Mudcat Café message #2592060 The Mudcat Café TM
Thread #119490   Message #2592060
Posted By: Alec
18-Mar-09 - 04:37 PM
Thread Name: What makes it a Folk Song?
Subject: RE: What makes it a Folk Song?
I'm not familiar with the 1954 definition either but, though perhaps not ideal, the Folkfile entry reads as follows:" folksong, definition few subjects can cause such hot debate among folkies. Everyone knows what a folk song should *sound* like, and what one *shouldn't* sound like, but a firm definition eludes all.

There is a tired and unhelpful homily attributed to both Louis Armstrong and Broonzy, Bill, along the lines that all music is folk music, since horses don't make it. T'ain't so. There *is* such a thing as a folk song. Pinning down the characteristics is the difficulty.
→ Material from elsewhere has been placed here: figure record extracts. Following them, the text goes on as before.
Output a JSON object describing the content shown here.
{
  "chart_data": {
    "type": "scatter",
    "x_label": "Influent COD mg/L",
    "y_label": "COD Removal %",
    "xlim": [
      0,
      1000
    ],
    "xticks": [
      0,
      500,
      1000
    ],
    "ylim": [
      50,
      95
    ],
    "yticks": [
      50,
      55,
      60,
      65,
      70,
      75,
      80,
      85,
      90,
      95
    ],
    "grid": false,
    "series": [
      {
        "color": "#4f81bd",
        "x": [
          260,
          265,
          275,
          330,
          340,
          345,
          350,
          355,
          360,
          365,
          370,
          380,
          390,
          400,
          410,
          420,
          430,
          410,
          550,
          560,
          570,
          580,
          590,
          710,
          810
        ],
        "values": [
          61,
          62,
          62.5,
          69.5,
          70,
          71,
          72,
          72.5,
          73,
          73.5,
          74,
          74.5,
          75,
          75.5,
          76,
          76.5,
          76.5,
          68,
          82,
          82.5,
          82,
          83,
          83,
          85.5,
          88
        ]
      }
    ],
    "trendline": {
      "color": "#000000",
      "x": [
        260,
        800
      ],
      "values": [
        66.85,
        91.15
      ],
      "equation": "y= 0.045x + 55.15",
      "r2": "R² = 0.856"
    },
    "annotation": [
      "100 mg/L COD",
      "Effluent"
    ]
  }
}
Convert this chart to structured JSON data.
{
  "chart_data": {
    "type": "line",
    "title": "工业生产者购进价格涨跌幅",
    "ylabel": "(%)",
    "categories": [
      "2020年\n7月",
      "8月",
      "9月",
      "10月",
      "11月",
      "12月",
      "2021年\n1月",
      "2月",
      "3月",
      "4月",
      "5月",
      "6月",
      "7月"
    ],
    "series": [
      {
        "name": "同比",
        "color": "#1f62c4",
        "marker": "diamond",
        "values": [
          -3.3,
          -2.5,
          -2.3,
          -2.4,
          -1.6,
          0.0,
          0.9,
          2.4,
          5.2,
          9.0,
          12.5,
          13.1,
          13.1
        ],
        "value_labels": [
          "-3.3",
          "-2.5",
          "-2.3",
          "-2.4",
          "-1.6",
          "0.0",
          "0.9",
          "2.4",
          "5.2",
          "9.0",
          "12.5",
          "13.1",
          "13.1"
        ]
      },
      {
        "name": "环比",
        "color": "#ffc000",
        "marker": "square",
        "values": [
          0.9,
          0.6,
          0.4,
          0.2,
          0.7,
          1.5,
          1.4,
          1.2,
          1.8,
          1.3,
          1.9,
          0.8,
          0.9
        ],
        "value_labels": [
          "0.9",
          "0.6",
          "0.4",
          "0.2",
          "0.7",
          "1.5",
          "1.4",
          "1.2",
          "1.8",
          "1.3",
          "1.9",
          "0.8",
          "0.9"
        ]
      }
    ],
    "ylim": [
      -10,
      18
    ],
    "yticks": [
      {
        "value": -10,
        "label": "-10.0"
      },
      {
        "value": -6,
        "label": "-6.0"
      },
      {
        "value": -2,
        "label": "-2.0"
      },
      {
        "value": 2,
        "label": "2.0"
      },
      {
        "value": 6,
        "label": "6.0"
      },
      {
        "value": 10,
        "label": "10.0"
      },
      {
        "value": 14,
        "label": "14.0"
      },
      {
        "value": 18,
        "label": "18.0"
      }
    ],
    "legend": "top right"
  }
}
The favorite characteristic would be a song that has filtered through a certain amount of oral tradition and folk process. This shows us what it's made of, as opposed to a modern flash-in-the-pan (as Michael Cooney once wrote, "if some of these [contemporary] songs were to go through the folk process, nothing would come out"). Yet there are many excellent songwriters who can compose in the traditional vein and make you swear that a song composed yesterday is centuries old. Also, we can't dismiss a song simply because it was released on record and simply faded away - this happened to many of the old broadside ballads, but they were revived by collectors to join the folk tradition.

There are certain characteristics, called markers, that define the type of song and let the audience relate it to it (and each other). Many of these are archaic expressions, locales, customs, etc., but their presence is no guarantee of anything. Skilled songwriters who write in the older styles can often fool anyone.

Some feel that the song should be anonymous. Other than the fact that this indicates the song has been in circulation long enough for people to have forgotten the author's name, it isn't really important. "My Grandfather's Clock" would pass inspection as a folk song, but it was written by Work, Henry Clay - the authorship makes no difference at all. The same could be said for many of the songs by Paxton, Tom or Foster, Stephen.

The basic problem is that people want a simple, concise definition for an enormously complicated subject. Not only are there centuries of different types of music packed into folk, but it's an ongoing, living tradition that changes all the time. See moldy figs for a relevant quote from Bronson, Bertrand. Much related information is available in the book "The Study of Folk Music in the Modern World", by Philip V. Bohlman, Indiana University Press, 1988. No Golden Rule emerges, but it does put things concisely into perspective.

Various writers have taken a stab at the definition. Here are the characteristics of folksong listed by "Introducing American Folk Music" (see books). Proving or disproving them is left as an exercise for the reader:

    1. Music that varies over distance but not time.
    2. Music from a specific, identifiable community.
    3. Authorship is generally unknown.
    4. Folksongs are generally passed along by word of mouth.
    5. Folksongs are most often performed by non-professionals.
    6. Short forms and predictable patterns are fundamental.

There may not be an answer. Let it be." I wouldn't treat this as "Holy Writ" but it at least describes the terrain.